The first Zeppelin was made in Germany by Count Ferdinand von Zeppelin in 1899. The first flight of this lighter than air, hydrogen filled aircraft lasted less than 20 minutes. However, by the beginning of World War I they had become more sophisticated and were an important part of the German Army and Navy.
Initially just used for reconnaissance, in 1915 Zeppelins began to be used in air raids, being capable of travelling up to 85 m.p.h and carrying up to 2 tonnes of bombs.

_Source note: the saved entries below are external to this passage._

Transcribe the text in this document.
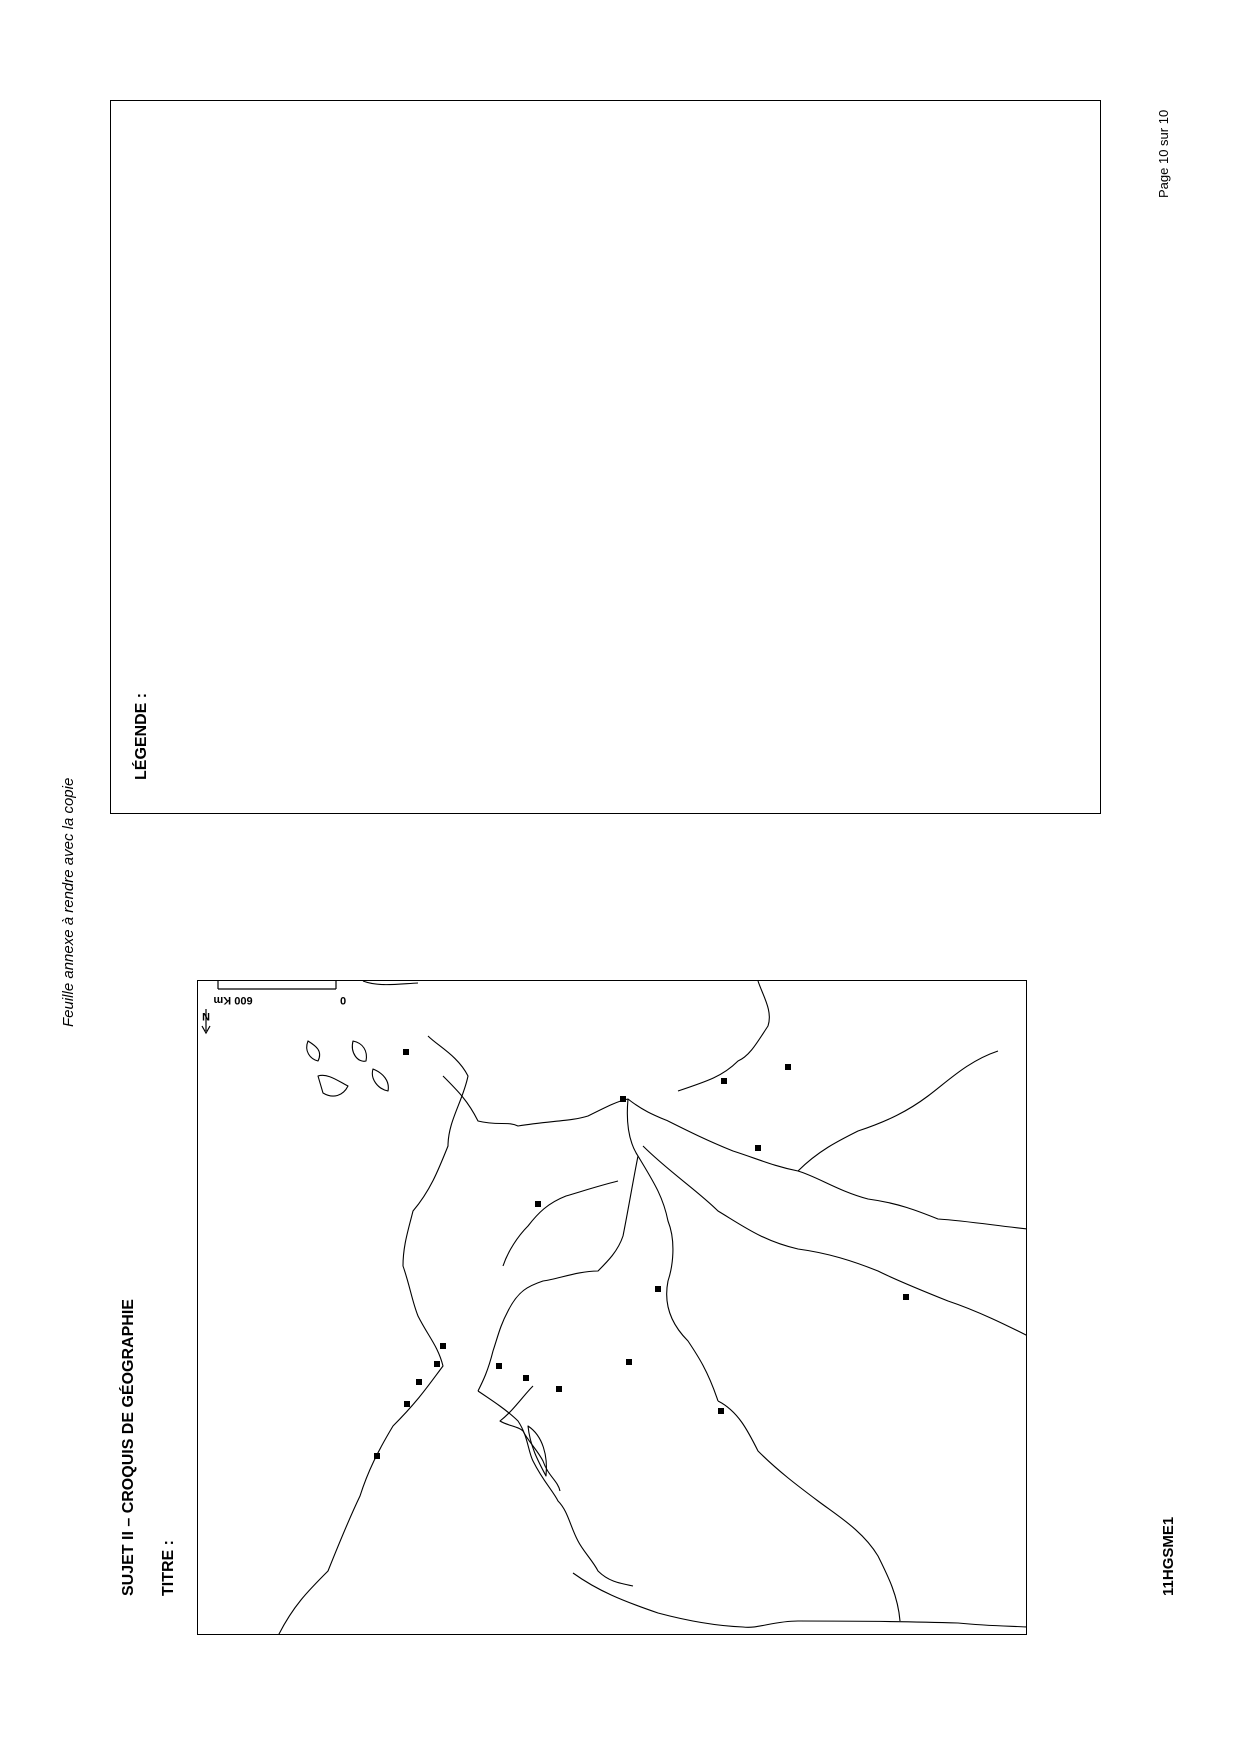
Feuille annexe à rendre avec la copie
SUJET II – CROQUIS DE GÉOGRAPHIE TITRE :
LÉGENDE :
0
600 Km
N
11HGSME1
Page 10 sur 10
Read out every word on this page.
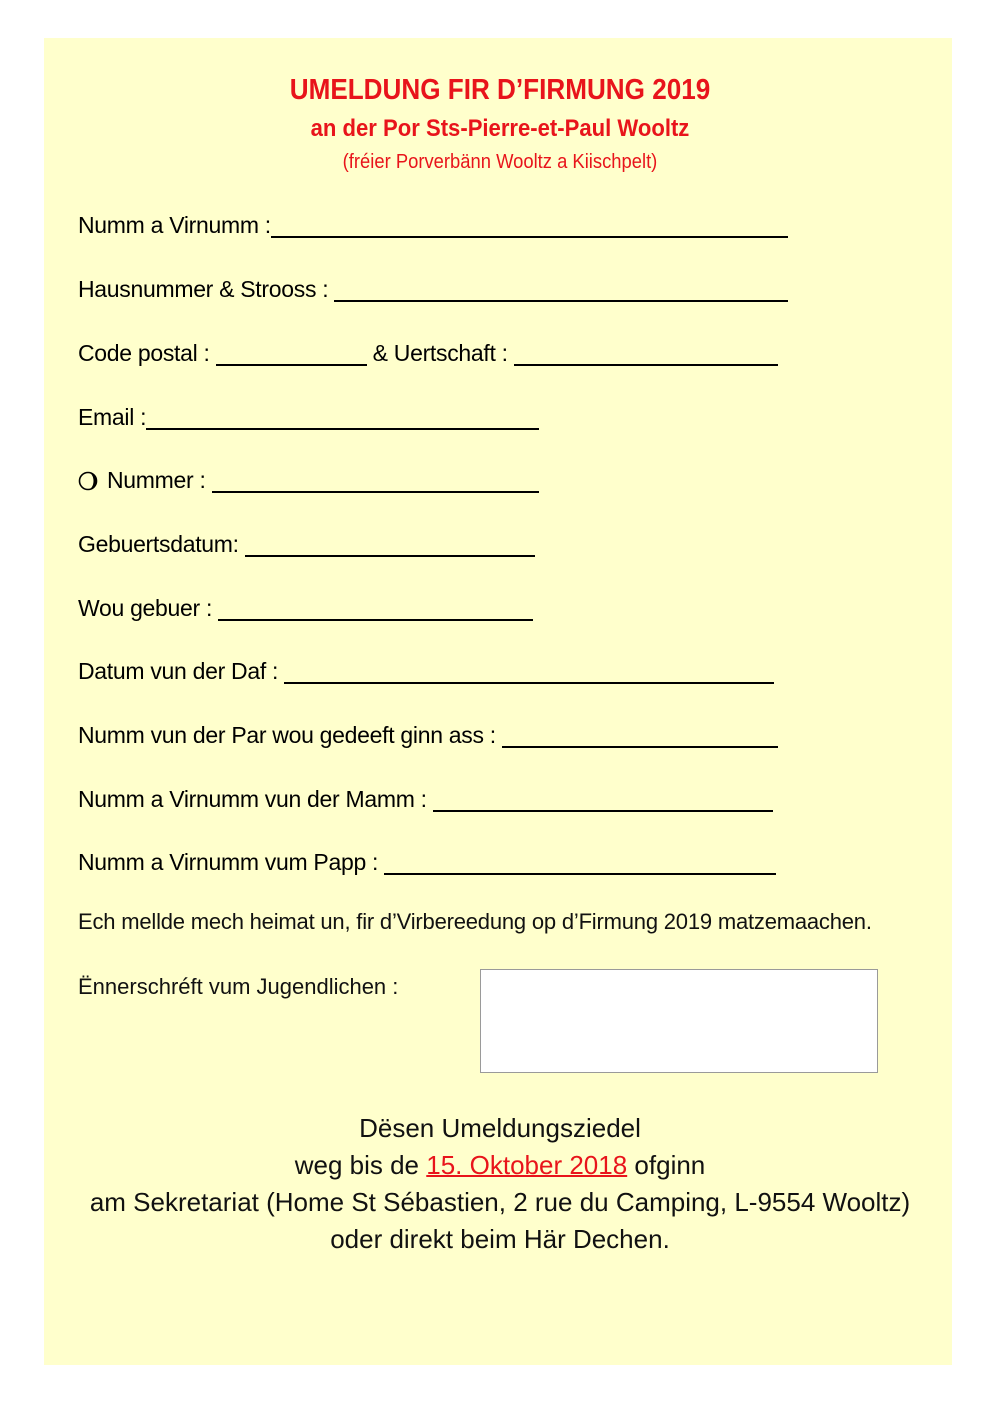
UMELDUNG FIR D’FIRMUNG 2019
an der Por Sts-Pierre-et-Paul Wooltz
(fréier Porverbänn Wooltz a Kiischpelt)
Numm a Virnumm :
Hausnummer & Strooss :
Code postal :	& Uertschaft :
Email :
Nummer :
Gebuertsdatum:
Wou gebuer :
Datum vun der Daf :
Numm vun der Par wou gedeeft ginn ass :
Numm a Virnumm vun der Mamm :
Numm a Virnumm vum Papp :
Ech mellde mech heimat un, fir d’Virbereedung op d’Firmung 2019 matzemaachen.
Ënnerschréft vum Jugendlichen :
Dësen Umeldungsziedel
weg bis de 15. Oktober 2018 ofginn
am Sekretariat (Home St Sébastien, 2 rue du Camping, L-9554 Wooltz)
oder direkt beim Här Dechen.
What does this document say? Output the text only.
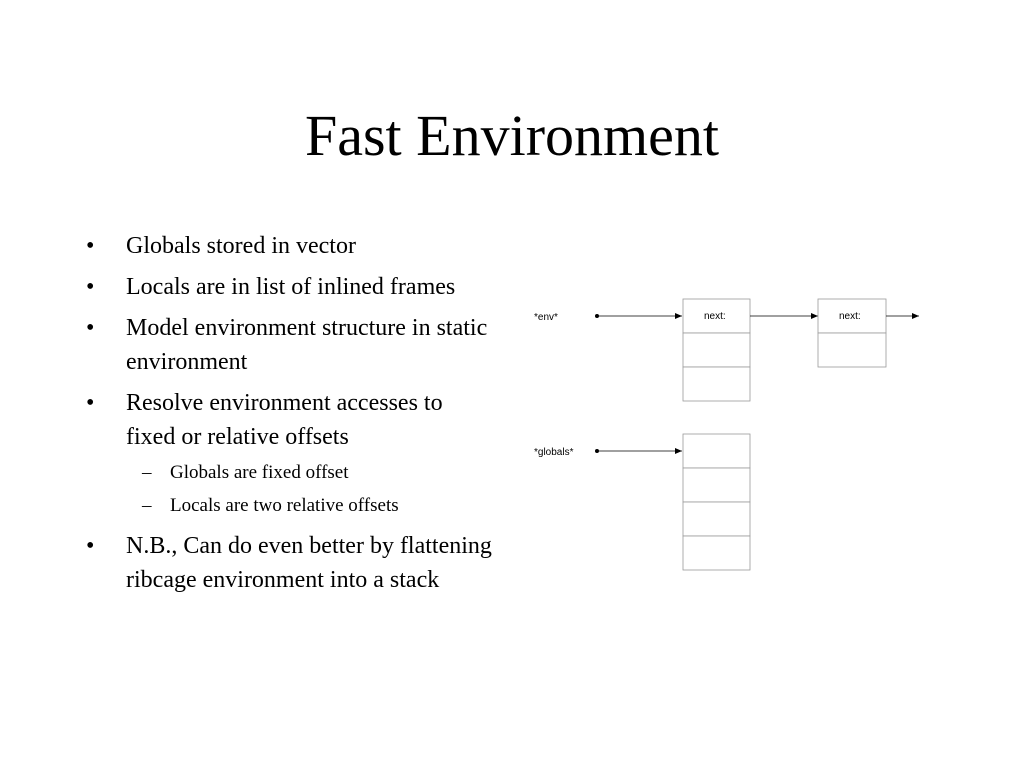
Fast Environment
• Globals stored in vector
• Locals are in list of inlined frames
• Model environment structure in static environment
• Resolve environment accesses to fixed or relative offsets
– Globals are fixed offset
– Locals are two relative offsets
• N.B., Can do even better by flattening ribcage environment into a stack
*env*	next:	next:
*globals*
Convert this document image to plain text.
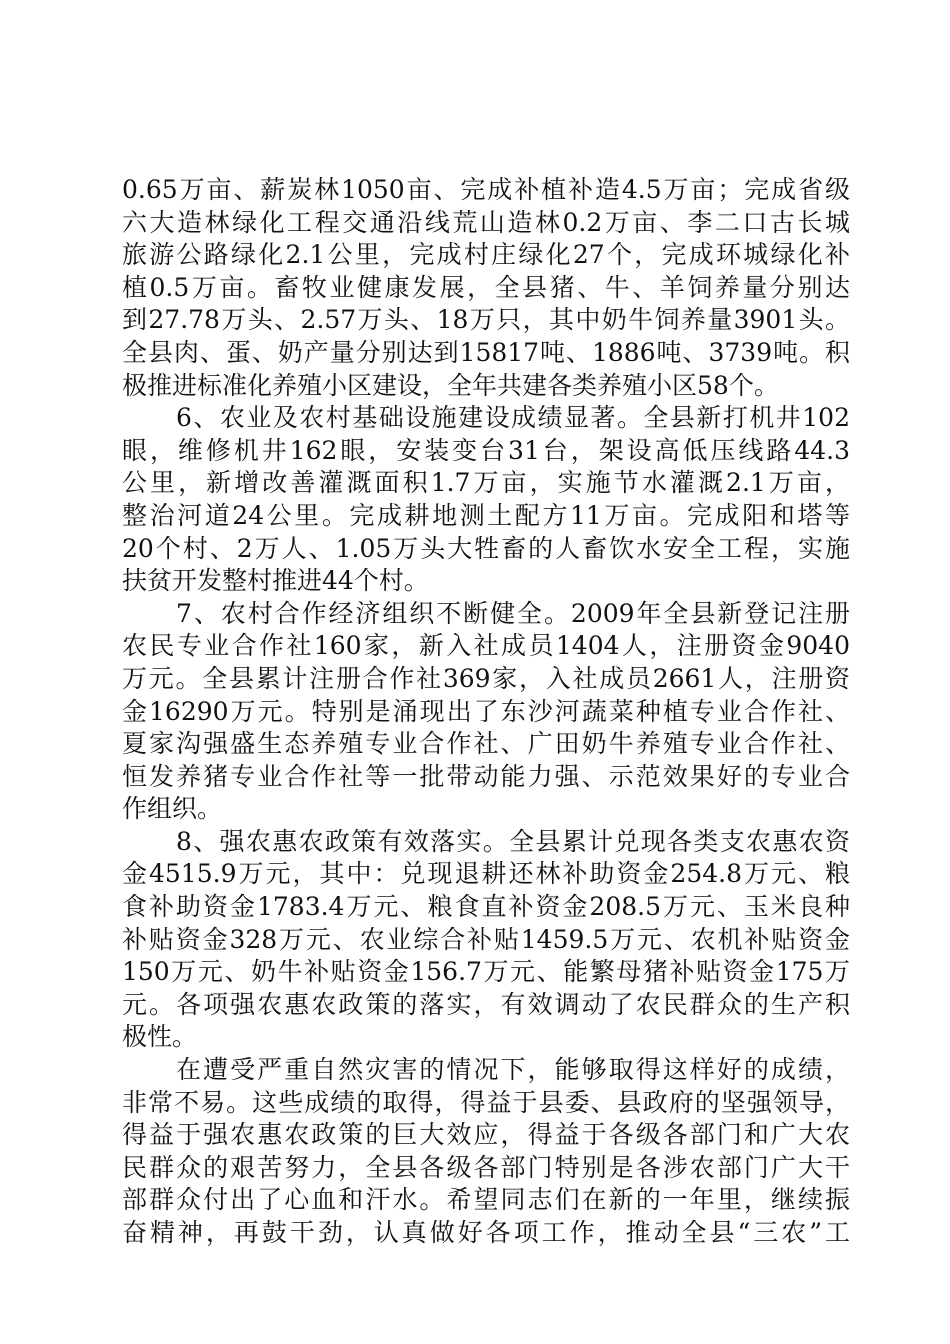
0.65万亩、薪炭林1050亩、完成补植补造4.5万亩；完成省级
六大造林绿化工程交通沿线荒山造林0.2万亩、李二口古长城
旅游公路绿化2.1公里，完成村庄绿化27个，完成环城绿化补
植0.5万亩。畜牧业健康发展，全县猪、牛、羊饲养量分别达
到27.78万头、2.57万头、18万只，其中奶牛饲养量3901头。
全县肉、蛋、奶产量分别达到15817吨、1886吨、3739吨。积
极推进标准化养殖小区建设，全年共建各类养殖小区58个。
6、农业及农村基础设施建设成绩显著。全县新打机井102
眼，维修机井162眼，安装变台31台，架设高低压线路44.3
公里，新增改善灌溉面积1.7万亩，实施节水灌溉2.1万亩，
整治河道24公里。完成耕地测土配方11万亩。完成阳和塔等
20个村、2万人、1.05万头大牲畜的人畜饮水安全工程，实施
扶贫开发整村推进44个村。
7、农村合作经济组织不断健全。2009年全县新登记注册
农民专业合作社160家，新入社成员1404人，注册资金9040
万元。全县累计注册合作社369家，入社成员2661人，注册资
金16290万元。特别是涌现出了东沙河蔬菜种植专业合作社、
夏家沟强盛生态养殖专业合作社、广田奶牛养殖专业合作社、
恒发养猪专业合作社等一批带动能力强、示范效果好的专业合
作组织。
8、强农惠农政策有效落实。全县累计兑现各类支农惠农资
金4515.9万元，其中：兑现退耕还林补助资金254.8万元、粮
食补助资金1783.4万元、粮食直补资金208.5万元、玉米良种
补贴资金328万元、农业综合补贴1459.5万元、农机补贴资金
150万元、奶牛补贴资金156.7万元、能繁母猪补贴资金175万
元。各项强农惠农政策的落实，有效调动了农民群众的生产积
极性。
在遭受严重自然灾害的情况下，能够取得这样好的成绩，
非常不易。这些成绩的取得，得益于县委、县政府的坚强领导，
得益于强农惠农政策的巨大效应，得益于各级各部门和广大农
民群众的艰苦努力，全县各级各部门特别是各涉农部门广大干
部群众付出了心血和汗水。希望同志们在新的一年里，继续振
奋精神，再鼓干劲，认真做好各项工作，推动全县“三农”工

With deadlock on the Western front, the German Army began to use the Zeppelins against towns and cities in Great Britain. Although the navigation was simplistic and the bombing inaccurate, the early raids caused many civilian casualties, injuries and lots of structural damage. As well as this, the Zeppelin raids were frightening and had a definite psychological impact on civilians.
The British struggled to deal with the Zeppelin threat at first. By 1916 however, new anti-airship guns were available and fighter pilots were sent against the Zeppelin too. It became clear that Zeppelin’s were extremely vulnerable to explosive shells, because they were filled with flammable hydrogen. Many of the German Army’s Zeppelin’s were shot down, causing the Zeppelin raids to be called off in 1917, with other aircraft being preferred.